Epsom Salt Baths – do they work? Is there any science behind them?
Over the past year I’ve made it a goal to soak in an epsom salt bath at least once per week. It’s a time for me to escape from child-rearing and household chores for a few minutes, (OK who are we kidding, like an hour) and to rest and relax while watching my latest TV drama (I’m a sucker for Masterpiece theater). I add 2 cups of epsom salt into the hot water and usually a few drops of lavender essential oil for a calming sensation. After a good soak, I feel relaxed and ready to head straight to bed.
My husband recently jumped on the bandwagon as he’s suffering with intensely sore muscles after starting CrossFit. You can find him in the tub up to 3 times a week with peppermint or other essential oils added for that extra relief from the soreness. He has become a believer and some nights there is an intense negotiation about who gets the bath tub!
What is Epsom Salt?
Epsom salt is not a salt for food, but a mineral compound called magnesium sulfate that was first discovered at a salt spring in the town of Epsom, just south of London. The salt was purified from the water and has been used for the last several centuries for numerous therapeutic benefits from relieving headache to curing constipation.
You can purchase epsom salt at most general merchandise stores and it is very inexpensive. We will often use the Publix brand, 4lb bag, and it is only around $3. There are other options like Dr Teal‘s that include lavender or other ingredients.
Benefits of Epsom Salt
It is not a stretch of the imagination that a nice hot bath can reduce stress after a rough day. Adding epsom salt to these baths can amplify the benefits. Many people insist it reduces toxic load in the body by aiding the liver in the process of detoxification. This is thought to be done by the sulfur component of the compound that bind the toxins for expiration.
Epsom salt baths have also been known to relieve various types of pain, anything from muscle aches and strains to fibromyalgia. Some believe it helps tissues heal faster from ligament injury and tendon sprains.
Soaking in a tub of warm epsom salt water allows us to absorb magnesium, an element our bodies are usually deficient in. Why are we deficient? Many people believe it’s due to soil depletion from lack of crop rotation and allowing the ground to rest. Also, most of our diets are sufficiently lacking in nutritious food with so much processing in the standard American diet.

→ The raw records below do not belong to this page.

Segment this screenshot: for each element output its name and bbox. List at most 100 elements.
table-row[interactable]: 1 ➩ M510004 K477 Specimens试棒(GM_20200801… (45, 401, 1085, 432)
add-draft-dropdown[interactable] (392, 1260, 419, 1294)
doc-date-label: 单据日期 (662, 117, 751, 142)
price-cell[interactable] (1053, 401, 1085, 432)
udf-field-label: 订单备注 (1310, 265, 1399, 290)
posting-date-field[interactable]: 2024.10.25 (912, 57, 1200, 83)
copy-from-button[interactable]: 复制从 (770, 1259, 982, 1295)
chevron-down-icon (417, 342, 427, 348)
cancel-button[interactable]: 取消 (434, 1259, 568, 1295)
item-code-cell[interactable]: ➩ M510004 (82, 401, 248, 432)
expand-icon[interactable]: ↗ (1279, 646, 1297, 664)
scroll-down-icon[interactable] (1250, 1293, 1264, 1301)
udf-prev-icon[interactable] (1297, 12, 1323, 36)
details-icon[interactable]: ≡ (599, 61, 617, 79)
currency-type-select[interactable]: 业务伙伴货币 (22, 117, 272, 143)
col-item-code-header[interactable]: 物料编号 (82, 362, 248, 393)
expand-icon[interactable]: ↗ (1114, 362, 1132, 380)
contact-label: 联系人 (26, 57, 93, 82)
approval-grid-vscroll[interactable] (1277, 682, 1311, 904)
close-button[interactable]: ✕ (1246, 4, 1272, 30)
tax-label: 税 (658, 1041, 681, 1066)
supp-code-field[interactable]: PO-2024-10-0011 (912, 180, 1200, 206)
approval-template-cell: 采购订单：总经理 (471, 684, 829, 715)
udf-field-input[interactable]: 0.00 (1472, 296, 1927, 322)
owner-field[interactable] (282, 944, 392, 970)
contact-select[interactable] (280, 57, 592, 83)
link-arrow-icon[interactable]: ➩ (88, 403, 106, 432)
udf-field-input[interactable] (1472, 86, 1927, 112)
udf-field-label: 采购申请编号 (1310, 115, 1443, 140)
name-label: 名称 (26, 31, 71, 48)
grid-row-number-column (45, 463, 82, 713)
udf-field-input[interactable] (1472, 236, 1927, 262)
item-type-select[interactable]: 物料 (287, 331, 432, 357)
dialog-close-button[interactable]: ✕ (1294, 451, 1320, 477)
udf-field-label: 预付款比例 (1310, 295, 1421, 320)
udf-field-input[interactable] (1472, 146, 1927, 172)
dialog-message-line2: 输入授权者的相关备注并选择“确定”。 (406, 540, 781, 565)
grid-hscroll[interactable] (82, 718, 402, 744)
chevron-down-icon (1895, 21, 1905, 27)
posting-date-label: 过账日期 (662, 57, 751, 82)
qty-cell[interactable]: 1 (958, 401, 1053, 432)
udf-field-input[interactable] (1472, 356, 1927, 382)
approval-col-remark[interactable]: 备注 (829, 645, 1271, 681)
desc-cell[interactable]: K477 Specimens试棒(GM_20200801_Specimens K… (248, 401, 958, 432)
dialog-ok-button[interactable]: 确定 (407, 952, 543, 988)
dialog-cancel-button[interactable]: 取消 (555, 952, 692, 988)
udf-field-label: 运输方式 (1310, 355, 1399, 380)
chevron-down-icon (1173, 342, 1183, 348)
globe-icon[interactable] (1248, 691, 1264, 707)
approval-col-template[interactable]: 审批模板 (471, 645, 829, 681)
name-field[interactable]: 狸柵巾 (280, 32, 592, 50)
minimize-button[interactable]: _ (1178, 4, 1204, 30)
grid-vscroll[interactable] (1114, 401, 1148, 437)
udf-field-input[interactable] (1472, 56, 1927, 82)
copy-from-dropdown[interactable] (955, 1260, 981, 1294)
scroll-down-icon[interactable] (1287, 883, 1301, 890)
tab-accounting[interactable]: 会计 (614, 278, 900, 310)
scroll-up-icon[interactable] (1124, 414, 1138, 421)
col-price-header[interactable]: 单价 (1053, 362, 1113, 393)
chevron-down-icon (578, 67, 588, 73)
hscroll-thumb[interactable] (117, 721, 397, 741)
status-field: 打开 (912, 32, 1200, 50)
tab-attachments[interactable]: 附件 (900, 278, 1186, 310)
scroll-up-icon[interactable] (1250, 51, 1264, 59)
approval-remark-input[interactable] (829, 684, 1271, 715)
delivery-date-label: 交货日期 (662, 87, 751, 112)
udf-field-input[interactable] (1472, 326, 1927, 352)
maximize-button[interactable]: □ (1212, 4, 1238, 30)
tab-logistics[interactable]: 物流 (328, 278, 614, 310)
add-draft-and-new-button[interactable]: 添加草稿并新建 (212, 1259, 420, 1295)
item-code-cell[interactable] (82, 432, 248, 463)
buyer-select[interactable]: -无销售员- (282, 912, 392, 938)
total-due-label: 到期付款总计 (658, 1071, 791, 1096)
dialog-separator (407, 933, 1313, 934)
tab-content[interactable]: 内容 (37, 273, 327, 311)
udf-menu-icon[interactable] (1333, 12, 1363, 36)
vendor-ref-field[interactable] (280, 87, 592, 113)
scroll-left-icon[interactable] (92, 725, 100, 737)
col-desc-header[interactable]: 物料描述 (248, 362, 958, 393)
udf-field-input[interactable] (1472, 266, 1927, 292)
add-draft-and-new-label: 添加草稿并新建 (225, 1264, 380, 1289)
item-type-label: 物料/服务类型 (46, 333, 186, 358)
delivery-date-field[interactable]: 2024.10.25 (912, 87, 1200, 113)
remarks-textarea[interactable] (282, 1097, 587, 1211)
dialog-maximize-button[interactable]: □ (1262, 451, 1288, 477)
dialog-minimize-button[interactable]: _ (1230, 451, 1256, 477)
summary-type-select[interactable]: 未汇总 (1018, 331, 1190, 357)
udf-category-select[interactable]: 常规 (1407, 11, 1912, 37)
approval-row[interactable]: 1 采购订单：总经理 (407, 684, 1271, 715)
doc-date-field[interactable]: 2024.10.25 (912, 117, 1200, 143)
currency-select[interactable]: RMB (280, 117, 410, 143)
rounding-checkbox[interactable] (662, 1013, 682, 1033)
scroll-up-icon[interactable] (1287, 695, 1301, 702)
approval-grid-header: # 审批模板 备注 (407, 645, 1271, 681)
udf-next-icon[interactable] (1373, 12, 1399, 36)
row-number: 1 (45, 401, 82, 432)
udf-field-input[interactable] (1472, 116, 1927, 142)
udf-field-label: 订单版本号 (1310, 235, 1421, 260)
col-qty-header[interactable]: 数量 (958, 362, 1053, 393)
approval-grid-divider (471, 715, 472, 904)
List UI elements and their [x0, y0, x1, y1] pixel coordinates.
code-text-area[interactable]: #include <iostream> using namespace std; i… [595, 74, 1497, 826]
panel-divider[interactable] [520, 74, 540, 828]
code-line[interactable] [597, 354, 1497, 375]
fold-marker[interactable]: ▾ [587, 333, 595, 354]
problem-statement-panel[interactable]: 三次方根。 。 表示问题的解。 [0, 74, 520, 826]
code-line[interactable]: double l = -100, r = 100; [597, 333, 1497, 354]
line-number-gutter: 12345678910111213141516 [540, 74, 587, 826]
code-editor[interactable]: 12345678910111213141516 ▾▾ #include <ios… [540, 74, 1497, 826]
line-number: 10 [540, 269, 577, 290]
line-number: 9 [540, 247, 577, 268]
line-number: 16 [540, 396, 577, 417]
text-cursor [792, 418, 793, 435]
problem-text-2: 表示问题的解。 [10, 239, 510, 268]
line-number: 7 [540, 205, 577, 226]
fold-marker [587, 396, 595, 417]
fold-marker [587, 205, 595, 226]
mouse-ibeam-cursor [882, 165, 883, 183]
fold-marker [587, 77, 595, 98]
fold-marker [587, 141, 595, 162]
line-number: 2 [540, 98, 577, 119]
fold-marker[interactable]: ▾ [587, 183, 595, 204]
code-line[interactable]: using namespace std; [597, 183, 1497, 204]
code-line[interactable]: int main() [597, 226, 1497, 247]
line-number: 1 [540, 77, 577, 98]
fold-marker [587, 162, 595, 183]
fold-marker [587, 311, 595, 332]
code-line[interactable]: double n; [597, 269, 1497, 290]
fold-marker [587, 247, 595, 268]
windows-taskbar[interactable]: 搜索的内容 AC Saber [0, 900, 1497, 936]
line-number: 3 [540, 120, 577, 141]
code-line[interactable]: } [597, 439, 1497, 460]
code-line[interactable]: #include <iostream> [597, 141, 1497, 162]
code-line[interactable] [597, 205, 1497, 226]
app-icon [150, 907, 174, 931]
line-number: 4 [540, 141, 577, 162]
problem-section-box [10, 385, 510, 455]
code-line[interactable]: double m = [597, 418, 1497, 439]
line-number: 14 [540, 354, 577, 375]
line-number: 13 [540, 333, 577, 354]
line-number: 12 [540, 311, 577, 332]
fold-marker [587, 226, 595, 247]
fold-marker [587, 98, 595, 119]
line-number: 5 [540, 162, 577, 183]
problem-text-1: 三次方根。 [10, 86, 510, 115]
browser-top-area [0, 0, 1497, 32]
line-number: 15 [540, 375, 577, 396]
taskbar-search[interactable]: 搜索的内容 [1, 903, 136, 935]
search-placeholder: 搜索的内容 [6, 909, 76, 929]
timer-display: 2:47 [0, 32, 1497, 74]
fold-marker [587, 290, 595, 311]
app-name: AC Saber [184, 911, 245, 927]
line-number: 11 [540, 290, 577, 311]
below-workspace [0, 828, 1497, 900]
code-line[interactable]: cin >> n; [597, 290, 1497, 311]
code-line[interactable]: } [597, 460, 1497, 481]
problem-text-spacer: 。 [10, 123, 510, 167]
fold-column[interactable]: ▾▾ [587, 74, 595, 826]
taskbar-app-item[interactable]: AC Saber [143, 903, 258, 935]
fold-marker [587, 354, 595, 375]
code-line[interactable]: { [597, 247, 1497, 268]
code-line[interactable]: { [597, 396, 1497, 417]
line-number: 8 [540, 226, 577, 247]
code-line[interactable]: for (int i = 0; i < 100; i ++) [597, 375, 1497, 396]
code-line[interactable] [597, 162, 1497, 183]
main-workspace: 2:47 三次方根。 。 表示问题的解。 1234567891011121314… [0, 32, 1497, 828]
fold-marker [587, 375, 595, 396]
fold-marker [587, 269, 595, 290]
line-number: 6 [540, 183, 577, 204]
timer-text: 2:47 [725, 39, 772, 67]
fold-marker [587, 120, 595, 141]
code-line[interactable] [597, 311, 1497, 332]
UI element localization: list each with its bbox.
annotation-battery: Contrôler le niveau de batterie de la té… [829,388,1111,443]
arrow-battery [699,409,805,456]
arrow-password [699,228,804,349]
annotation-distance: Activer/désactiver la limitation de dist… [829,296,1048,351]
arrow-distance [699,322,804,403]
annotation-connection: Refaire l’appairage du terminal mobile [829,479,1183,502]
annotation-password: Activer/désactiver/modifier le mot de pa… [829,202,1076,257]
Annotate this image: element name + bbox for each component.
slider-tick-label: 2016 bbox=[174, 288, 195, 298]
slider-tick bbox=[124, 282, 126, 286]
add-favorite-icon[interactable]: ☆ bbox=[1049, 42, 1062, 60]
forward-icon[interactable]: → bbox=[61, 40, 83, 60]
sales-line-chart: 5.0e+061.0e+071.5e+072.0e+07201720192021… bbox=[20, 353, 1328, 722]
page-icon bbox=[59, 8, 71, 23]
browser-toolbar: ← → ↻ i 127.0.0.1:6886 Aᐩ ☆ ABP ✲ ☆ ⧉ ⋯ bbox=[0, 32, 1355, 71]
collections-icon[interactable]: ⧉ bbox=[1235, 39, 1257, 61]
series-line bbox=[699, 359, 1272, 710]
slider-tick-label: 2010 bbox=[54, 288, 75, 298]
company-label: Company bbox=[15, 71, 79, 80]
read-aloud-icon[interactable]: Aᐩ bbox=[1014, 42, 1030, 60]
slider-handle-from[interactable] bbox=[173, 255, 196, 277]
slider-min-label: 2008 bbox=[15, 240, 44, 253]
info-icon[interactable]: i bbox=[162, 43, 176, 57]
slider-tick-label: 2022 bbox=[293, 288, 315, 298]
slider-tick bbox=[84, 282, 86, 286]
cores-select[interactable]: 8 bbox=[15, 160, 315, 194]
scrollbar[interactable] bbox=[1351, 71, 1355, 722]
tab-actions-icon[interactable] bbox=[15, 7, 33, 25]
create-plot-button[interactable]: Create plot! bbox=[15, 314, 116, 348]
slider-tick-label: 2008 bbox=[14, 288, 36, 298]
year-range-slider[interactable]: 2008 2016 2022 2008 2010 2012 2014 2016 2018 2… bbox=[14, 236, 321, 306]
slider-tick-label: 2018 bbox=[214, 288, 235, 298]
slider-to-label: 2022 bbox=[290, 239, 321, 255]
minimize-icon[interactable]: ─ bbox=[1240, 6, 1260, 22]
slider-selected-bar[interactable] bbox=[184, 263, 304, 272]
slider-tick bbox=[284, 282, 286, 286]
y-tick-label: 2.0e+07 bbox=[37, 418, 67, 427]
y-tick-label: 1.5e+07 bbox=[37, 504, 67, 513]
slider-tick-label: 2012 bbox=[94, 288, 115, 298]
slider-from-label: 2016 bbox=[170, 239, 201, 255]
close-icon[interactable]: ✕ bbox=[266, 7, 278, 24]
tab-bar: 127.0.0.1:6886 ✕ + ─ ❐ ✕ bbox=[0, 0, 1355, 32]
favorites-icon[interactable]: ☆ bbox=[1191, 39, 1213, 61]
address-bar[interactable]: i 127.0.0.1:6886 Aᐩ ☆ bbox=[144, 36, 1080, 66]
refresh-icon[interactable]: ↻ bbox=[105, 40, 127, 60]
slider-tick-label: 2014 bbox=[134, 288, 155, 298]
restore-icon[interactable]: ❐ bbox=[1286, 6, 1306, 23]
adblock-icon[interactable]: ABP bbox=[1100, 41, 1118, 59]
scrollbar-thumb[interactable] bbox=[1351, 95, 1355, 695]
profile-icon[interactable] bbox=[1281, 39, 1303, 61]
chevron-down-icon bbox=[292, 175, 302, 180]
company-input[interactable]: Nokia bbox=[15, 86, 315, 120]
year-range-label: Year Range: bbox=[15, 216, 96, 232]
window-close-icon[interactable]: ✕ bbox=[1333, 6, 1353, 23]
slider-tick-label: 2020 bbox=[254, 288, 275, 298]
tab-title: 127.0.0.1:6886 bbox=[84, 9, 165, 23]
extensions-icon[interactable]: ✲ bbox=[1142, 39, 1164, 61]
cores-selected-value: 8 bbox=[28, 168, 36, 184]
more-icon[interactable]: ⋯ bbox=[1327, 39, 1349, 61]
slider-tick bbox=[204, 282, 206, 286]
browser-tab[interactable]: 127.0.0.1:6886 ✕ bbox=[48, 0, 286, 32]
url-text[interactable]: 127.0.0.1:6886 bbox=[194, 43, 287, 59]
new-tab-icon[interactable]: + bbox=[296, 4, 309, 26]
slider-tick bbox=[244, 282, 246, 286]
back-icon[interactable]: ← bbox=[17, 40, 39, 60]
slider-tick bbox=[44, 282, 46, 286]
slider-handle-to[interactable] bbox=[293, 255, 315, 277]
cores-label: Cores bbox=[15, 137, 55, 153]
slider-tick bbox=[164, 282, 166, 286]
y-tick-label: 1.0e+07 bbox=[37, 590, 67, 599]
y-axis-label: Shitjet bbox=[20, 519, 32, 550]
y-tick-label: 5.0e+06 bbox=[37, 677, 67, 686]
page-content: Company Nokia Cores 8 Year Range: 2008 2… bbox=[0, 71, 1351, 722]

Magnesium performs numerous functions in the body including regulation of over 325 enzymes, as well as being involved in muscle control along with sending electrical impulses throughout the body. In medicine, it’s used in the treatment of conditions such as asthma and preeclampsia. Definitely an important mineral for the optimal functioning of our bodies.
Do Epsom Salt Baths Work?
It has never been scientifically proven that epsom salt baths provide the beneficial properties that I’ve mentioned above. This is probably because research is usually performed in connection with a specific drug, if drug companies aren’t involved then there isn’t the money to spend on the research. There is one study performed by a woman in England who showed that magnesium is in fact absorbed through the skin during an Epsom salt bath, which had been questioned by many for several years.
So can I prove that epsom salt bath relieves insomnia? No, not necessarily – whether it’s the stress relieving warm bath, the lavender essential oils, or the Epsom salt, I’m not sure, but I know I sleep like a baby afterwards.
Does it relieve muscle aches and pains? It does sufficiently enough to get my husband back in the bathtub night after night to relieve sore muscles.
Will it help with your headaches or migraines? It’s worth a try!
Take the Plunge
I would recommend that you start slowly with Epsom salt baths, as you can feel worn down the next day after taking your first one. Start with one cup in warm water, and adults can go up to 2 cups at a time. Children under 60 pounds should use half a cup of Epsom salt in the bath. You can do this up to three times a week, soaking for 20 minutes. You can eventually soak for much longer, as I mentioned I will sit for up to one hour once a week. You can even add your favorite essential oils for added benefit. I mean, who doesn’t want an excuse to take a hot back in the evening before bed? So, take the plunge and let me know what you think!
Thanks for reading this article and remember that every journey begins with a single step… Take one today.